Tekrar olacak ama son bir kez daha sorayım, Türkiye için şu an umut yok mu?

Hem Türkler hem Kürtler uzun bir sürece başlıyorlar. Birbirlerinin acılarını görmek, yüzleşmekle karşı karşıya kalmaları gerekiyor, affetmeleri gerekiyor. En iyisi hemen yapmaları ama bugünkü koşullarda, Suriye’nin durumu ve Erdoğan’ın içinde bulunduğu kırılgan politik durumu düşünürsek bunun başlaması pek mümkün görünmüyor. Biraz daha normalleşirse mümkün.

Suriye savaşı sonuçlanırsa Suriye’deki Kürtlerin durumuyla ilgili olarak Türk Hükümeti buraya dâhil olacaktır. Bu aynı zamanda Türkiye’deki Kürtlerle müzakereye başlamanın da doğru zamanı olacaktır.

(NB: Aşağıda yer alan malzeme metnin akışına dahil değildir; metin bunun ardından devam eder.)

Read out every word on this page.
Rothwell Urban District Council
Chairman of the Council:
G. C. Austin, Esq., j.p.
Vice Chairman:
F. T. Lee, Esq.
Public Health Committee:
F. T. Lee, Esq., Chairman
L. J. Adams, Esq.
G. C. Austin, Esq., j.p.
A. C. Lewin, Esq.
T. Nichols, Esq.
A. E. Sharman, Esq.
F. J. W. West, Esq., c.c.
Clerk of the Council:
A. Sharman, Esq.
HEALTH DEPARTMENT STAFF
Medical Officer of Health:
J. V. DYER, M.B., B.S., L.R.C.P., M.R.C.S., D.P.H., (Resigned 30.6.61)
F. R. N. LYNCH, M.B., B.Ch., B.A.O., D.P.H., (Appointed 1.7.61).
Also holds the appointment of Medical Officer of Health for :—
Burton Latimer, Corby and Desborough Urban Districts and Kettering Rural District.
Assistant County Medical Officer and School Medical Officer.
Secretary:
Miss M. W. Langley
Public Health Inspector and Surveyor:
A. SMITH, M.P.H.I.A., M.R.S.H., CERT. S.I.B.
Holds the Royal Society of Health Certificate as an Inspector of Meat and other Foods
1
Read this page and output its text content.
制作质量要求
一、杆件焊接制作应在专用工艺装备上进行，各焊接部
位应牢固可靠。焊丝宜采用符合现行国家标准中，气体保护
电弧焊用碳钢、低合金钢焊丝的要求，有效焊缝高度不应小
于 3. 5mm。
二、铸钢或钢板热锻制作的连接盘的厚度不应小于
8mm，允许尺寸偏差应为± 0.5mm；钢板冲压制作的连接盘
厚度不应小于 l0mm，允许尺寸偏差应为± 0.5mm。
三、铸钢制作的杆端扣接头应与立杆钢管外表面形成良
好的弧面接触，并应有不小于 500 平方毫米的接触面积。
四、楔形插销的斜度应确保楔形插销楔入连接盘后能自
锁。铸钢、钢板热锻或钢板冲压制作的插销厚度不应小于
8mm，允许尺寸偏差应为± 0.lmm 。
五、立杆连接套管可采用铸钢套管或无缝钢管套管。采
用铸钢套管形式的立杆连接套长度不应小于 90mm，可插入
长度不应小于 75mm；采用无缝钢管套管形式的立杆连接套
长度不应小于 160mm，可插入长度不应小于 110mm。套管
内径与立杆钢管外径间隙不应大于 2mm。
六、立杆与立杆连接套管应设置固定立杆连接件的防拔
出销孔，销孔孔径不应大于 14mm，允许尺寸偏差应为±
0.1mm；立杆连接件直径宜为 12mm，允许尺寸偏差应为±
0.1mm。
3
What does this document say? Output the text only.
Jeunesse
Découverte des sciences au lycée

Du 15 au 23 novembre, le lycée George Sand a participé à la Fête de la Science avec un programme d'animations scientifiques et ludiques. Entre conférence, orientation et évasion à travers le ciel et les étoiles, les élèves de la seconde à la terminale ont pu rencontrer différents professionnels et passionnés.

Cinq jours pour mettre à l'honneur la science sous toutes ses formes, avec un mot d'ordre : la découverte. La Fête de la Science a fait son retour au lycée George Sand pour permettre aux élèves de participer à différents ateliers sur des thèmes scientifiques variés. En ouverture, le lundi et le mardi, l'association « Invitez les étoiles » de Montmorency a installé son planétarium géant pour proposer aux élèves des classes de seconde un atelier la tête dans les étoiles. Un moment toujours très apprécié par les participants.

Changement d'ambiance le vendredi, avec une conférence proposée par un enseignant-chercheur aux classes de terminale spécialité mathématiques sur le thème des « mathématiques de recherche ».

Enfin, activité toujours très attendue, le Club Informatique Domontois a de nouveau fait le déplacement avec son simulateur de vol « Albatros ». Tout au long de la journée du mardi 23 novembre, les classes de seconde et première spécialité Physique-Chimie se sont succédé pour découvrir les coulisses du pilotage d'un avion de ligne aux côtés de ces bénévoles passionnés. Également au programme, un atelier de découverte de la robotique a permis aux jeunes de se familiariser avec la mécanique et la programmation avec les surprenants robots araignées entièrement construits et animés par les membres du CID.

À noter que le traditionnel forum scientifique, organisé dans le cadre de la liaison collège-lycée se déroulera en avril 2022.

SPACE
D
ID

Şu anda Türkiye, Suriye’deki Kürtlerin orada bağımsız bir bölge oluşturmasına karşı çıkmak üzere tüm enerjisini konsantre etti. Bu uzun dönemli bir tehdit, Türkiye bunu böyle algılıyor. Ortadoğu’daki durum kaos olarak açıklanabilir. Yemen’de bir savaş var. İsrail ve Filistin çatışması devam ediyor. Suriye iç savaşı devam ediyor ve Irak… Bunların hepsi birbiriyle ilişkili. Bunların iki tarafında iki ayrı ülke var İran ve Suudi Arabistan. İkisi de bölgesel güç olma mücadelesini yaşıyor. Bunun üstünde de Rusya ile Amerika arasındaki güç dengeleri. Rusya İran tarafına doğru, Amerika da Suriye tarafına doğru yöneliyor. Bunların hepsini havaya atıp sonra tutmaya çalışmamız lazım. Bunların hepsini bir araya koymak çok zor.